Between 34th Street and 38th Street along Manhattan’s Park Avenue, several cast-bronze figurative sculptures are nested in the leafy malls between crosswalks, looking as bizarrely unconcerned about their missing body parts and hollow stature as they are about their heavy baggage. In a devastatingly hyper-literal interpretation of loss that appears to be made with the eraser tool on Microsoft Paint, the French-Sicilian artist Bruno Catalano’s nine Travelers will remain installed in Murray Hill until May 2025 as the third-ever installation orchestrated by the Patrons of Park Avenue.

Just south of Grand Central Station and saddled with hand luggage, Catalano’s Travelers put forth a heavy-handed message about immigration and its rupturing impacts on identity, purpose, and connections with the world. Catalano himself migrated from Morocco to France as a child, evidently reflecting on his and his family’s experiences of leaving things behind while navigating forward. Each of the bronze voyagers is on an unspecified journey with the prospect of accepting the unknown etched onto their faces.

While some of the individual sculptures are inspired by real people (“Van Gogh II,” for instance, or “Benoît,” modeled after a friend of the artist), none of that information is available at face value, so the installation just looks like a bunch of guys with bags — each as nondescript as the last, like generic models featured in a mid-2000s language textbook. The “erased” swipes across their bodies are meant to be read as an exaggerated Surrealist fragmentation of identity, but are instead comical in their gimmicky, over-the-top literalism, neglecting culture and personality in favor of a vagueness that’s meant to invite projection.

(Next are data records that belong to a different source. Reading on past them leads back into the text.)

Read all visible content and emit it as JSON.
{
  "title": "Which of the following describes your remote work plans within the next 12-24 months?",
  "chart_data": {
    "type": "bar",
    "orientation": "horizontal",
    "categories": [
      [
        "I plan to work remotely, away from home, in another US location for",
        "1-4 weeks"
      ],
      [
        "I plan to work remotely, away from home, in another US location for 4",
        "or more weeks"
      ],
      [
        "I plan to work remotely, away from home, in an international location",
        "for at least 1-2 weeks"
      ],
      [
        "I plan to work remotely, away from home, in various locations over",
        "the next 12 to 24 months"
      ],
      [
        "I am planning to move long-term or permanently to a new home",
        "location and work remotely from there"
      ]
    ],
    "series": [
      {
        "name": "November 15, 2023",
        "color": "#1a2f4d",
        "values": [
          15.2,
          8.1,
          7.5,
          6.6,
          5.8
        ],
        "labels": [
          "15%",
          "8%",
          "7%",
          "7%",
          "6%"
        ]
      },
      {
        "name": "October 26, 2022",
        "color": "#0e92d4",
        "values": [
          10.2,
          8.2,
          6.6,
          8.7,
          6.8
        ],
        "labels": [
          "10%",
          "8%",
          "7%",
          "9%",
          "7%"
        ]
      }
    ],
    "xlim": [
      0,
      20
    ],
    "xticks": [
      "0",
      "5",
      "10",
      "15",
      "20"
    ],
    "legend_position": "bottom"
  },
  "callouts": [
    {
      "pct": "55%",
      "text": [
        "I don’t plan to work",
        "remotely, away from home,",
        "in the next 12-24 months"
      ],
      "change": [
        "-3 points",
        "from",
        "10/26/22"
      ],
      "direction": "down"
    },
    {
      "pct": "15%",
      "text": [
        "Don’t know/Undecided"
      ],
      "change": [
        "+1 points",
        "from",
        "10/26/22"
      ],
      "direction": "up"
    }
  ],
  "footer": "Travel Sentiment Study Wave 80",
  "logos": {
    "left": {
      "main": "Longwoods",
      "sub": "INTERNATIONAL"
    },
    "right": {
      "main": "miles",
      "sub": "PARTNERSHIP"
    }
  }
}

One could argue that that’s precisely the point, as many people of the diaspora keep their heads down and their struggles private, going to lengths not to stick out while adjusting to their new terrain. But if we’re talking about projection, I don’t see even a shred of my father, a person who has moved over 30 times across three continents throughout his life, in any of these nondescript men in slacks and sneakers. (On that note, I’d probably be singing a much different tune if just one of them was clad in unfortunately familiar neon yellow spandex sportswear, or a belt that may or may not be a luggage strap, but I digress …) The Park Avenue installation doesn’t even feature any of Catalano’s sculptures of the women and children from his broader Travelers series. How am I supposed to empathize with my immigrant mom when every sculpture is the epitome of Just Some Guy?

Though positioning the sculptures as arrivals or departures from the train station is no-brainer, Catalano’s Travelers aren’t the easiest to access, let alone appreciate, as they stand on the narrow botanical strips that divide the crosswalk along the avenue. At most, I witnessed a single person stop to take a photo of the sculpture at the 36th Street crosswalk whereas everyone else couldn’t be bothered to take a second glance. There’s neither much time to be spent as the crosswalk timer ticks down from 20 seconds, nor do the sculptures necessarily stand out despite towering in height, as their neutral tones and matte finishes are washed out by the plant life behind them.

Anyone can scan the available QR codes accompanying each sculpture to learn what I recited above, but I can’t imagine that many yuppies on a mission, tourists tripped up by Google Maps, or parents with strollers will have much inclination to do so.

I suppose it’s pretty remarkable that Catalano can aggressively hammer the point while simultaneously missing the mark with this installation. The nuances of cultural and personal loss amid one of life’s greatest transitions cannot be conveyed through an overzealous deletion of body parts.